Players A and B repeatedly flip a (possibly unfair) coin until one loses everything. Each starting with a different amount of money

economicsprobability

There are two players $A$ and $B$. At the beginning $A$ has $a_0 ∈ [0,1]$ amount of money and $B$ has $b_0 = 1 – a_0$ amount of money. They have one possibly unfair coin which they flip repeatedly. $A$ always guesses $Heads$ and $B$ always guesses $Tails$. Before each flip, they both bet a minimum of what each of them has (i.e. $bet_i = min(a_i, b_i)$). After the coin is tossed, the winner takes the $bet_i$ and they play again until one of them has no more money to play with.

I've been thinking about it for some time now and was unable to find a closed formula nor find it mentioned anywhere. So any more info would be appreciated.

The best I could do was a simulation. Interestingly it seems that when the coin is fair, the probability of $A$ winning is proportional to $a_0$ but when the coin is unfair, the graph looks more peculiar:

Here, the horizontal axis represents $a_0$ and the vertical one represents $P(A\ wins\ given\ that\ the\ coin\ is\ fair)$

P(A wins given that the coin is fair)

In the next graph, the horizontal axis also represents $a_0$ and the vertical one represents $P(A\ wins\ given\ that\ the\ coin\ ends\ up\ Heads\ 1\ in\ 3\ times)$.

enter image description here

The code for the simulation can be found here.

Best Answer

This actually has been analyzed, at least from the point of view of the player who has the worst of things. The game you describe is equivalent to the following. Aplayer plays a game in a casino. His probability of winning is $p<\frac12.$ When he wins a bet, he wins the amount of the bet. He starts withs a bankroll $< 1$ and attempts to raise it to $1$. The idea is that he needs $1$ for some important purpose, and if he doesn't have it, he might as well have nothing.

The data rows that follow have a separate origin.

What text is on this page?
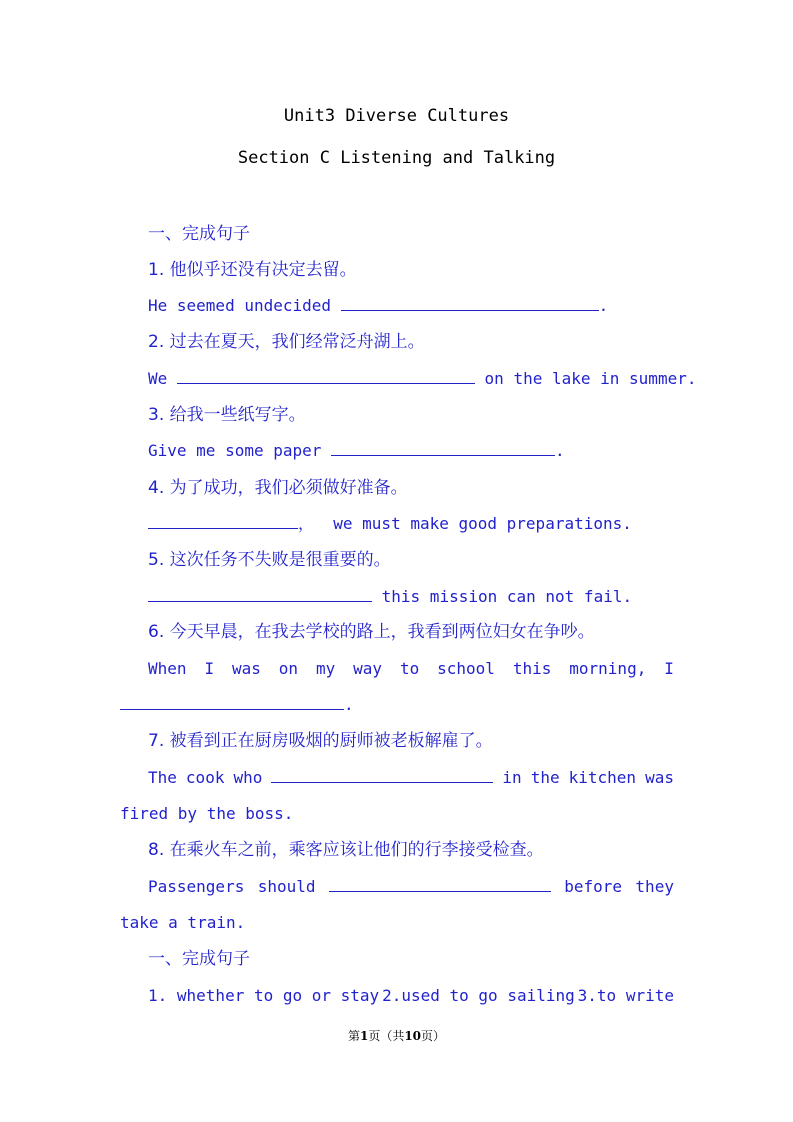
Unit3 Diverse Cultures
Section C Listening and Talking
一、完成句子
1. 他似乎还没有决定去留。
He seemed undecided	.
2. 过去在夏天，我们经常泛舟湖上。
We	on the lake in summer.
3. 给我一些纸写字。
Give me some paper	.
4. 为了成功，我们必须做好准备。
，  we must make good preparations.
5. 这次任务不失败是很重要的。
this mission can not fail.
6. 今天早晨，在我去学校的路上，我看到两位妇女在争吵。
When I was on my way to school this morning, I
.
7. 被看到正在厨房吸烟的厨师被老板解雇了。
The cook who	in the kitchen was
fired by the boss.
8. 在乘火车之前，乘客应该让他们的行李接受检查。
Passengers should	before they
take a train.
一、完成句子
1. whether to go or stay 2.used to go sailing 3.to write
第1页（共10页）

So, on each bet, he bets either everything he has, if his bankroll is less than or equal to $1/2$ or just enough to raise his bank roll to 1, if he has more than $1/2,$ so if he has $.8,$ he bets $.2.$ Of course, he stops when he goes broke, or when he has raised his bankroll to $1.$

This was shown to be the best strategy in "How to Gamble if You Must," by Dubins and Savage. Let $f(x)$ be the probability of winning if the current bankroll is $x$. Then $$ f(x)=\cases{p+(1-p)f(2x-1),&$x\geq\frac12$\\ pf(2x),&$x<\frac12$} $$ Also of course, $f(0)=0, f(1)=1.$ It's easy to compute the values at the dyadic rationals. $f(.5)=p, f(.25)=p/2, f(.75)=(1+p)/2,$ etc.

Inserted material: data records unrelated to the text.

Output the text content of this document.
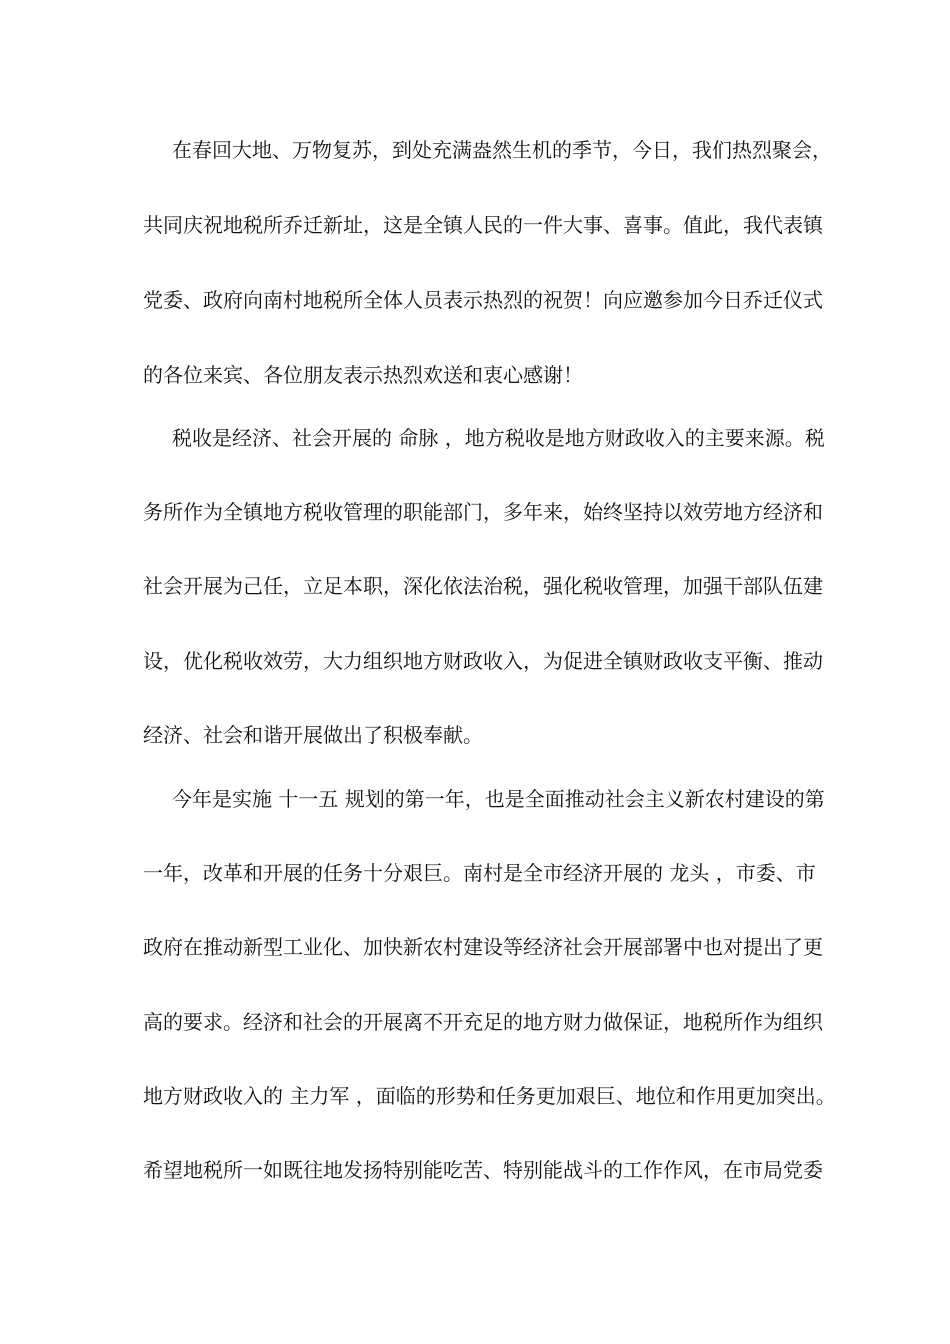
在春回大地、万物复苏，到处充满盎然生机的季节，今日，我们热烈聚会，
共同庆祝地税所乔迁新址，这是全镇人民的一件大事、喜事。值此，我代表镇
党委、政府向南村地税所全体人员表示热烈的祝贺！向应邀参加今日乔迁仪式
的各位来宾、各位朋友表示热烈欢送和衷心感谢！
税收是经济、社会开展的 命脉 ，地方税收是地方财政收入的主要来源。税
务所作为全镇地方税收管理的职能部门，多年来，始终坚持以效劳地方经济和
社会开展为己任，立足本职，深化依法治税，强化税收管理，加强干部队伍建
设，优化税收效劳，大力组织地方财政收入，为促进全镇财政收支平衡、推动
经济、社会和谐开展做出了积极奉献。
今年是实施 十一五 规划的第一年，也是全面推动社会主义新农村建设的第
一年，改革和开展的任务十分艰巨。南村是全市经济开展的 龙头 ，市委、市
政府在推动新型工业化、加快新农村建设等经济社会开展部署中也对提出了更
高的要求。经济和社会的开展离不开充足的地方财力做保证，地税所作为组织
地方财政收入的 主力军 ，面临的形势和任务更加艰巨、地位和作用更加突出。
希望地税所一如既往地发扬特别能吃苦、特别能战斗的工作作风，在市局党委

I saw an analysis of $f$ somewhere years ago, and I can't remember where. It was in a popular science book, which only asserted the results, and I had to prove them for myself. If I recall correctly, $f$ is continuous and strictly increasing (no surprise there) but wildly non-differentiable. Of course, since it's monotonic, it must be differentiable almost everywhere, but what I think I remember is that it is not differentiable on any interval, and that the graph is not rectifiable.

Since any $0<x<1$ can be approximated arbitrarily closely by dyadic rationals, and $f$ can be computed exactly at dyadic rationals, $f(x)$ can be computed to any desired precision without simulation. Now that I think of it, there is a formula that computes $f(x)$ from the binary fraction for $x$. In that sense, there is a closed form formula.

The formula for $f$ is valid whether or nor $p<\frac12$ but I don't know how much of the analysis holds up in that case.

EDIT

I just realized that my memory is playing me false, at least in one respect. The function must be continuous and monotonic, so its graph cannot be unrectifiable. A monotonic function is of bounded variation, and according to Theorem 5.1 of this paper, a continuous function is of bounded variation if and only if its graph is rectifiable. I'm going to have to take some time to analyze this function.